University Influences District

Each year nearly 4,500 traditional and non-traditional students choose Black Hills State University for continued education, which also expands the community’s population. Some students stay for the few short years while they obtain a degree; others – like Landphere – stay for a lifetime.

“It’s home – I grew up here,” said Abby Landphere, a third grade teacher at Creekside Elementary and a Spearfish High School graduate. “Spearfish is a small community, but it has lots to offer. You have the opportunities of a big city with a small-town feel.”

The Spearfish public school system benefits greatly from having the Black Hills State University campus located in town. Each year the Spearfish School District welcomes 12 to 15 student teachers from the BHSU College of Education. These future teachers spend time shadowing current teachers, honing their teaching skills and working with children in Spearfish.

Landphere says the student teachers coming into the district hold the current teachers more accountable. “We have to be able to teach both the kids and future teachers. We have to be on top of our game to effectively teach both types of ‘students’ to help them succeed.”

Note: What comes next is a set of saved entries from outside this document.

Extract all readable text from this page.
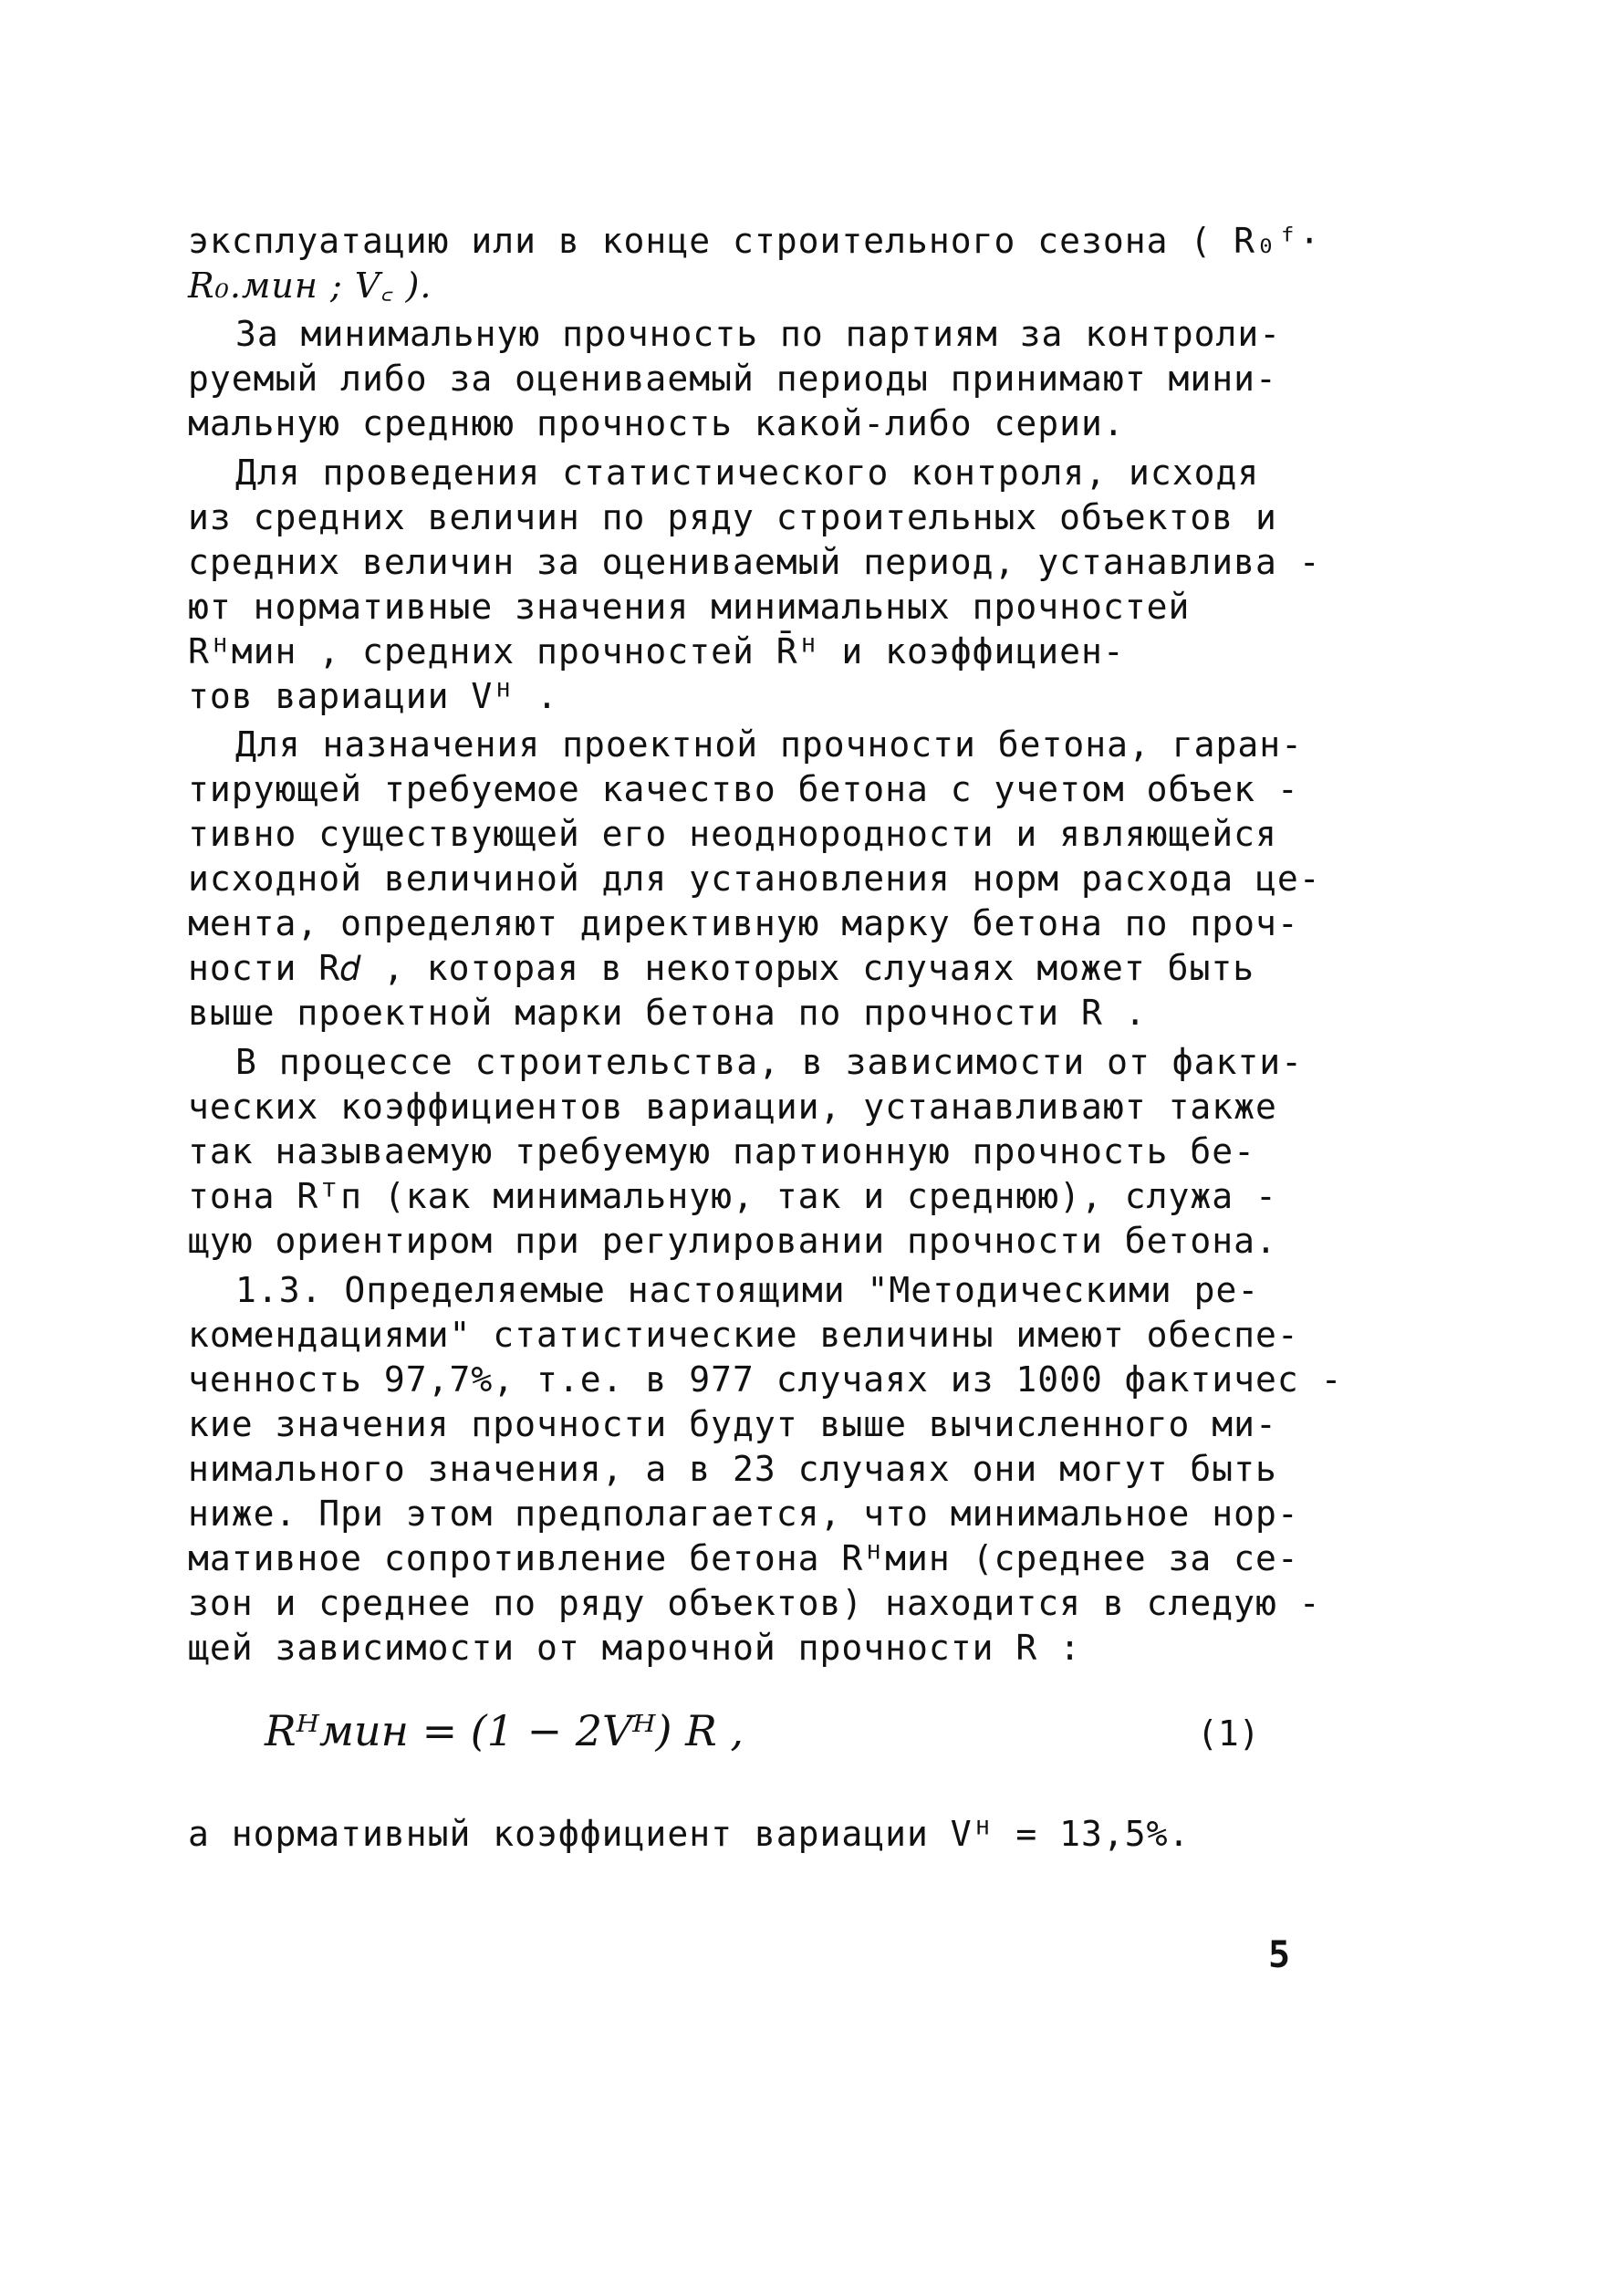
эксплуатацию или в конце строительного сезона ( R₀ᶠ·
R₀.мин ; V꜀ ).
За минимальную прочность по партиям за контроли-
руемый либо за оцениваемый периоды принимают мини-
мальную среднюю прочность какой-либо серии.
Для проведения статистического контроля, исходя
из средних величин по ряду строительных объектов и
средних величин за оцениваемый период, устанавлива -
ют нормативные значения минимальных прочностей
Rᴴмин , средних прочностей R̄ᴴ и коэффициен-
тов вариации Vᴴ .
Для назначения проектной прочности бетона, гаран-
тирующей требуемое качество бетона с учетом объек -
тивно существующей его неоднородности и являющейся
исходной величиной для установления норм расхода це-
мента, определяют директивную марку бетона по проч-
ности R𝑑 , которая в некоторых случаях может быть
выше проектной марки бетона по прочности R .
В процессе строительства, в зависимости от факти-
ческих коэффициентов вариации, устанавливают также
так называемую требуемую партионную прочность бе-
тона Rᵀп (как минимальную, так и среднюю), служа -
щую ориентиром при регулировании прочности бетона.
1.3. Определяемые настоящими "Методическими ре-
комендациями" статистические величины имеют обеспе-
ченность 97,7%, т.е. в 977 случаях из 1000 фактичес -
кие значения прочности будут выше вычисленного ми-
нимального значения, а в 23 случаях они могут быть
ниже. При этом предполагается, что минимальное нор-
мативное сопротивление бетона Rᴴмин (среднее за се-
зон и среднее по ряду объектов) находится в следую -
щей зависимости от марочной прочности R :
Rᴴмин = (1 − 2Vᴴ) R ,	(1)
а нормативный коэффициент вариации Vᴴ = 13,5%.
5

The Teammates program is another way BHSU works with the public school district to enhance education. Trained, screened BHSU students act as a buddy or teammate to a student in any grade, K-12, to help them socially and educationally. According to Superintendent, Dave Peters, the program is designed to give youth safe, quality adult contact.”  The mentoring gained from this program instills confidence in these students and creates stability.

Small Community Supports Education Foundation

In the late 1990’s, the school district experienced a brief period of declining enrollment with smaller incoming kindergarten classes than graduating senior classes while the city experienced an increase in total population. The increase was credited to retirees moving into the community.

A decline of this type presented large financial challenges for the school district because at the same time the state of South Dakota was also cutting educational funding. A group of concerned citizens formed the Spearfish Foundation for Public Education in 2001 to combat these financial woes and promote academic programs.

“The foundation is a way for teachers to find innovative enrichment programs for their classrooms and receive the funding to carry them out,” said Mary Pochop, Foundation board member and parent of four children enrolled in the Spearfish School District. “We are able to help provide opportunities kids otherwise would not get.”

The Foundation raises funds through an annual endowment campaign and passes them on to teachers. Community residents and businesses donate money to the Foundation to support the goals and mission of the group. Most of the donations are unrestricted, which can be used for any project as deemed by the board; others are restricted for one specific project.

This year over $50,000 was awarded for educational enrichment. The funds are used for a wide variety of academic opportunities including healthy school programs, art and math projects, science-related experiments, camps and field trips, drama and theatre experiences, music programs, gifted and talented educational programs, and dozens more.

“Some of the funded programs are ongoing and some are one-time programs or projects,” according to Pochop.

Pochop and her husband Jon relocated to Spearfish almost 20 years ago. “We knew Spearfish was a great place and knew it would work to start our family,” she said. “Now, I have a passion for education and being a part of the Foundation board is a way to put into action the things I believe in.”